This supplementary information is collated from multiple sources and compiled automatically.

Cytochrome P450 3A4 (CYP3A4) and CYP2C9 are important enzymes involved in drug metabolism. They belong to the cytochrome P450 family with CYP3A4 being the most abundant isoform in the liver. CYP3A4 has a molecular mass of approximately 57 kDa and CYP2C9 has a mass around 55 kDa. Both enzymes are primarily expressed in the liver and intestine. These enzymes play an important role in the oxidation of various endogenous and exogenous compounds including a wide range of pharmaceutical drugs steroids and fatty acids.
Biological function summary

Cytochromes like CYP3A4 and CYP2C9 contribute to the detoxification process in the body.
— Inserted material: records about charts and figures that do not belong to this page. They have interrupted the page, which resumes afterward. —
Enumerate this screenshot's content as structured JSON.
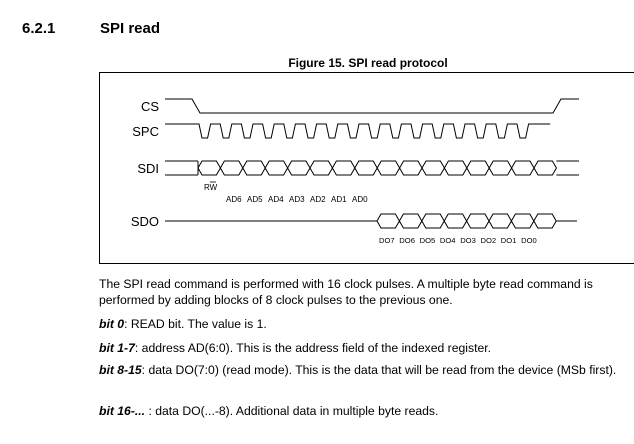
{
  "section": {
    "number": "6.2.1",
    "title": "SPI read"
  },
  "figure": {
    "caption": "Figure 15. SPI read protocol",
    "signals": [
      "CS",
      "SPC",
      "SDI",
      "SDO"
    ],
    "rw_label": "RW",
    "address_bits": [
      "AD6",
      "AD5",
      "AD4",
      "AD3",
      "AD2",
      "AD1",
      "AD0"
    ],
    "data_bits": [
      "DO7",
      "DO6",
      "DO5",
      "DO4",
      "DO3",
      "DO2",
      "DO1",
      "DO0"
    ]
  },
  "body": {
    "intro": "The SPI read command is performed with 16 clock pulses. A multiple byte read command is performed by adding blocks of 8 clock pulses to the previous one.",
    "bit0": {
      "label": "bit 0",
      "text": ": READ bit. The value is 1."
    },
    "bit1_7": {
      "label": "bit 1-7",
      "text": ": address AD(6:0). This is the address field of the indexed register."
    },
    "bit8_15": {
      "label": "bit 8-15",
      "text": ": data DO(7:0) (read mode). This is the data that will be read from the device (MSb first)."
    },
    "bit16": {
      "label": "bit 16-...",
      "text": " : data DO(...-8). Additional data in multiple byte reads."
    }
  }
}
They facilitate the conversion of lipophilic substances into more hydrophilic compounds aiding in their excretion. CYP3A4 and CYP2C9 are part of a large superfamily of enzymes known as the monooxygenases which require NADPH and cytochrome P450 reductase to function efficiently. The presence of these cytochromes in the liver strongly indicates their role in first-pass metabolism where they modify drugs before they enter systemic circulation.

Pathways

CYP3A4 and CYP2C9 are central in the drug metabolism pathway especially those called phase I metabolic pathways. These pathways involve the modification of drugs by oxidation reduction or hydrolysis. CYP3A4 and CYP2C9 assist in the biotransformation of drug molecules often dictating their pharmacokinetic properties. They are closely related to other proteins within these pathways including CYP1A2 and CYP2D6 that metabolize different drug substrates but work concurrently to ensure efficient metabolism.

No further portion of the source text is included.